The latest saber rattling in the Straight of Hormuz notwithstanding, geo-political tensions in the Persian Gulf have cooled considerably as fears about Iran’s nuclear capabilities were proven to be exaggerated. If we progress through 2008 with relative diplomatic calm, the risk premium embedded into the price of crude is likely to compress.
The other component of oil demand – global growth – may cool as well. Certainly, there is no denying of the impact of Chinese economic growth on the price of crude. (Every day 1000 new automobiles hit the streets of Beijing as China has become the second largest importer of oil after United States). However, a slowdown in US economy is likely to put the breaks on Chinese demand as well since much of that country’s growth has been driven by capital investment designed for export production. If US economy manages to drag the rest of the global demand down with it, the price of crude is likely to recede from its present lofty highs.
[B]AUDCAD – A Currency Bet on Gold/Oil Divergence[/B]
If our thesis on gold/oil divergence proves correct than the AUDCAD may be an interesting way to express that view in the currency market, Australia, which is the second largest exporter of gold in the world, continues to perform exceedingly well. In fact the last employment and retail sales data have handily beaten markets forecasts as demand continues to boom, Under these conditions any thoughts of monetary easing cannot even be entertained. In fact if anything, traders anticipate that the RBA may tighten once again if growth continues at this torrid pace.

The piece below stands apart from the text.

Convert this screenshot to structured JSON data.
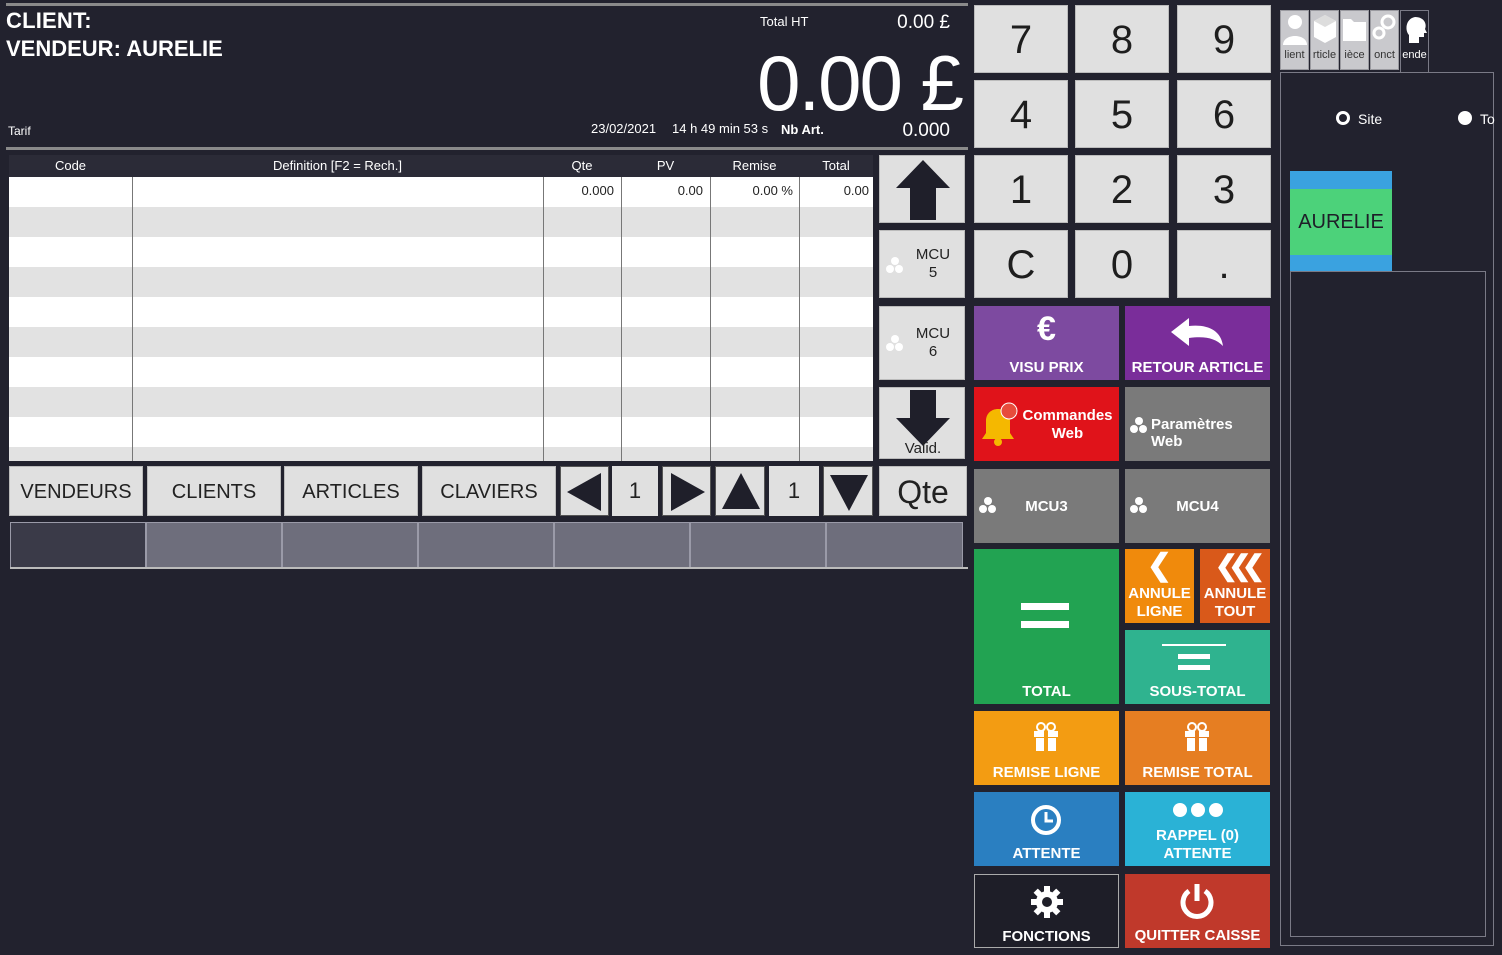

Not so in the case of Canada, where economic data recently hit a bump. Canada, which is the largest supplier of oil to the United States is inextricably tied economically to the price of crude. Furthermore, because Canada is also US’s largest trading partner, its economic growth is highly dependent on demand from the neighbor next door. If US growth begins to suffer, Canada’s may as well. Already we’ve seen signs of trouble in the Canadian economy as retails sales have been tepid, suggesting consumer demand may be waning. Bank of Canada has acknowledged these problems and has already lowered rates by 25bp last month. Some market participants anticipate further rate cuts as the year progresses. Thus in 2008 we may see an environment where the Australian economy supported by gold and continued demand from China, outperforms the Canadian economy hobbled by lower crude prices and slowdown of the US economy. This dynamic could benefit the AUDCAD cross especially if interest rate differentials begin to expand. The pair therefore merits consideration as a possible play on these macro economic trends.